Oncostatin-M: a novel leukocyte-derived factor facilitating the ovulatory process in the human ovary.

STUDY QUESTION

Does leukocyte-derived Oncostatin-M (OSM) regulate the ovulatory process in human dominant follicles?

SUMMARY ANSWER

Leukocyte-derived OSM activates key signaling pathways in human preovulatory granulosa cells and modulates steroidogenesis, prostaglandin synthesis, and tissue remodeling in human ovulatory follicles.

WHAT IS KNOWN ALREADY

Leukocytes are essential regulators of ovulation. Our recent single-cell RNA sequencing (scRNA-seq) has identified diverse leukocyte subpopulations in follicular aspirates obtained from IVF patients and revealed the expression of OSM in leukocytes and its receptors (OSMR, LIFR, IL6ST) in follicular cells. However, the function of leukocyte-derived OSM in human ovulatory follicle remains unclear.

STUDY DESIGN, SIZE, DURATION: This study analyzed dominant follicles from naturally cycling women (n = 19) across the periovulatory period and follicular aspirates from IVF patients (n = 12). Primary human granulosa/lutein cells (hGLCs) treated with hCG and/or recombinant human OSM (rhOSM) were used to assess its functional effects.

PARTICIPANTS/MATERIALS, SETTING, METHODS: Our recent scRNA-seq dataset was used to identify cell types expressing OSM and its receptors in human follicular aspirates. The expression of OSM and its receptors was assessed in dominant follicles by quantitative PCR (qPCR) and immunohistochemistry. hGLCs were treated with hCG and/or rhOSM, and functional analyses included qPCR, western blotting, RNA sequencing, and hormone assays for progesterone (P4), estradiol (E2), and prostaglandin E2 (PGE2) production.

MAIN RESULTS AND THE ROLE OF CHANCE

Bioinformatics analysis of scRNA-seq revealed that OSM is exclusively expressed in leukocytes, whereas its receptors are predominantly expressed in granulosa cells. Immunohistochemistry and qPCR analyses exhibited increased OSM expression in leukocytes and receptor expression in granulosa cells, respectively, after ovulatory hCG administration (P < 0.05). Western blotting demonstrated that rhOSM treatment activated STAT3, ERK1/2, AKT, and p38MAPK pathways in hGLCs. RNA sequencing and following qPCR revealed rhOSM-induced significant transcriptional changes in genes involved in steroidogenesis, prostaglandin synthesis/transport, inflammation, and tissue remodeling (FDR < 0.05). Functionally, rhOSM increased P4 and PGE2 secretion (P < 0.05) while decreasing E2 production (P < 0.05), suggesting a role in ovulation and luteinization.

LARGE SCALE DATA

RNA sequencing datasets are available in the Gene Expression Omnibus under accession number GSE277343.
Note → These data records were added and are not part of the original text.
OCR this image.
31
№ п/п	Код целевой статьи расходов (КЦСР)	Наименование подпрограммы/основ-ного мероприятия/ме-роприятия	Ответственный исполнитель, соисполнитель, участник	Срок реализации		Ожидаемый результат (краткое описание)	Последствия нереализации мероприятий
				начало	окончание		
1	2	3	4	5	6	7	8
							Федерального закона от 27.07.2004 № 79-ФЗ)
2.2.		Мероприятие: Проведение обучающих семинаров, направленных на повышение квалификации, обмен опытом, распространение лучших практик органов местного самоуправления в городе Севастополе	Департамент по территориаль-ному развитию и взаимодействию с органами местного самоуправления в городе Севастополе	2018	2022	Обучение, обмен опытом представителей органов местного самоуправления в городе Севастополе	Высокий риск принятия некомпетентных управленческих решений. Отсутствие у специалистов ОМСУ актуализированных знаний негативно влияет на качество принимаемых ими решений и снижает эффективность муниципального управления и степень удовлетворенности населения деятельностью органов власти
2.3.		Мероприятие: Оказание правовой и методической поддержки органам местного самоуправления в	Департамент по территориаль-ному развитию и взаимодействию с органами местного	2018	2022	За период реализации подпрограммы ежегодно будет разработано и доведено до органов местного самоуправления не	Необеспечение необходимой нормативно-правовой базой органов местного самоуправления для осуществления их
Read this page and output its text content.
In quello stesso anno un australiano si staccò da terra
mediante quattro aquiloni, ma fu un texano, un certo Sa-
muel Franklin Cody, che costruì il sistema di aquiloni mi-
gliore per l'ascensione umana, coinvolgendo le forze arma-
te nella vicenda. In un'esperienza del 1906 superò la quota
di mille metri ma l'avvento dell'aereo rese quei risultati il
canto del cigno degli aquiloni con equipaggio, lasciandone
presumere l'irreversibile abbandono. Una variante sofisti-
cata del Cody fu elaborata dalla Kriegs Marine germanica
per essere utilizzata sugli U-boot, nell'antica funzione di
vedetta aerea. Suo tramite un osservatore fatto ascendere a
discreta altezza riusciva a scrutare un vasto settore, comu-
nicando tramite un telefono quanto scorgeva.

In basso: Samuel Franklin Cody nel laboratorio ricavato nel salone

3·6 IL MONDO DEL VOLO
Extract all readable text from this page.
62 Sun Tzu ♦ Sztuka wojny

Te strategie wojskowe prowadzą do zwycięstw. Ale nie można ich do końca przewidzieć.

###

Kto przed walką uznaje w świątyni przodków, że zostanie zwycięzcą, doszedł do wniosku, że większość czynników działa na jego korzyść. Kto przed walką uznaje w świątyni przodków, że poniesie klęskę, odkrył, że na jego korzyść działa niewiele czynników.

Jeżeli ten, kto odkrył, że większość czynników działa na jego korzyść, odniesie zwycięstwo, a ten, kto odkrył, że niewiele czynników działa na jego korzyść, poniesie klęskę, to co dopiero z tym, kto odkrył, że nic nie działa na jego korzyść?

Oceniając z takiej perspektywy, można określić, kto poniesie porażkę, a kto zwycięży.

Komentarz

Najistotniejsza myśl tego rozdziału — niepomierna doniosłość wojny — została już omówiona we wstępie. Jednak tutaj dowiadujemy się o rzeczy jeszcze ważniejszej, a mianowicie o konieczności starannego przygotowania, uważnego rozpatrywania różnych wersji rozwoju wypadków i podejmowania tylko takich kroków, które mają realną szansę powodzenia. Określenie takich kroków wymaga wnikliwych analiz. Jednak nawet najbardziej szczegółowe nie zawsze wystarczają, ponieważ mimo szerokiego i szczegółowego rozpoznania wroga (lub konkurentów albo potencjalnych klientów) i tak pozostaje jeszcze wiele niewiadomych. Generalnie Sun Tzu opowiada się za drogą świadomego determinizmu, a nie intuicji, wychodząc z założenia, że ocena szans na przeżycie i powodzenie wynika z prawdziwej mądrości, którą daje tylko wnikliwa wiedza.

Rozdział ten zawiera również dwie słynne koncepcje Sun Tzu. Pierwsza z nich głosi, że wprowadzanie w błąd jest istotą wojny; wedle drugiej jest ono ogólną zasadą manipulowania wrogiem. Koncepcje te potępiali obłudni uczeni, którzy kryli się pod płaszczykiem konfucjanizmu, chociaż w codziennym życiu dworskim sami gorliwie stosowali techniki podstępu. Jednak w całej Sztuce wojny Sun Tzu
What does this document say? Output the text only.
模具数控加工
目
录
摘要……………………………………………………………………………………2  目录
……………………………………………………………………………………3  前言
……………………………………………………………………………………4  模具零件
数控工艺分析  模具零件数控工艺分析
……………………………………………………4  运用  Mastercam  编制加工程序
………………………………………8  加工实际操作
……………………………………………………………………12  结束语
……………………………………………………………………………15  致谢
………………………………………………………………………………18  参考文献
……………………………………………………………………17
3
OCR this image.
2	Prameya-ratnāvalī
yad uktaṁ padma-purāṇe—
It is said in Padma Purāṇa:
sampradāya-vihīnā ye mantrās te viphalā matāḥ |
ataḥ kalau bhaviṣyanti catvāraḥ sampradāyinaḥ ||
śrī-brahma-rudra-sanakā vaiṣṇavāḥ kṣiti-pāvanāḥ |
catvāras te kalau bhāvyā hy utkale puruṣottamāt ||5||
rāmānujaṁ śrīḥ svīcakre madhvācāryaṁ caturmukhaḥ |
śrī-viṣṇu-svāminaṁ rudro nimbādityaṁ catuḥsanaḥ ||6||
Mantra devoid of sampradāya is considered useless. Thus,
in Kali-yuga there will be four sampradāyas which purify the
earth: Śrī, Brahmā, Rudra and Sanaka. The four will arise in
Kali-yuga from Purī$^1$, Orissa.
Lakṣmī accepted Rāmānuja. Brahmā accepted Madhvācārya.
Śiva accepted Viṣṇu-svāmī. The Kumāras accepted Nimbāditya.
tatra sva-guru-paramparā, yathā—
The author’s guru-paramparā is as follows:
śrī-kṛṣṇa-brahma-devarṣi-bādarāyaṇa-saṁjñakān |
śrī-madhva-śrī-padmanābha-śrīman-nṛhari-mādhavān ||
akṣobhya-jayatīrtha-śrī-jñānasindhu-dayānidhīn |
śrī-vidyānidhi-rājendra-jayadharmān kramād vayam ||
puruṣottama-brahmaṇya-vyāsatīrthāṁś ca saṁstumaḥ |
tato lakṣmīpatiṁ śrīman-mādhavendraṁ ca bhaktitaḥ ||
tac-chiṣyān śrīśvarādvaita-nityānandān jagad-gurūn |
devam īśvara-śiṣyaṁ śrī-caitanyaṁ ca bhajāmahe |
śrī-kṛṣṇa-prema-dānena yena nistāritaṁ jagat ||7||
LIMITATIONS, REASONS FOR CAUTION: This study was conducted using in vitro hGLC cultures, which may not fully recapitulate in vivo ovulatory dynamics. Additionally, the findings are specific to human samples and require validation in other mammalian species.

WIDER IMPLICATIONS OF THE FINDINGS

These results suggest that leukocyte-derived OSM is a key cytokine regulating ovulatory events, providing novel insights into the immunoendocrine crosstalk within the human follicle. This study enhances our understanding of cytokine-mediated follicular maturation and may have implications for improving ovulation-related fertility treatments.

STUDY FUNDING/COMPETING INTERESTS: This study was supported by grants P01HD71875 (to M.J. and T.E.C.), R01HD096077 (to M.J.), R03HD095098 (to Y.C.), and R01HD115554 (to Y.C.). The authors declare no competing interests.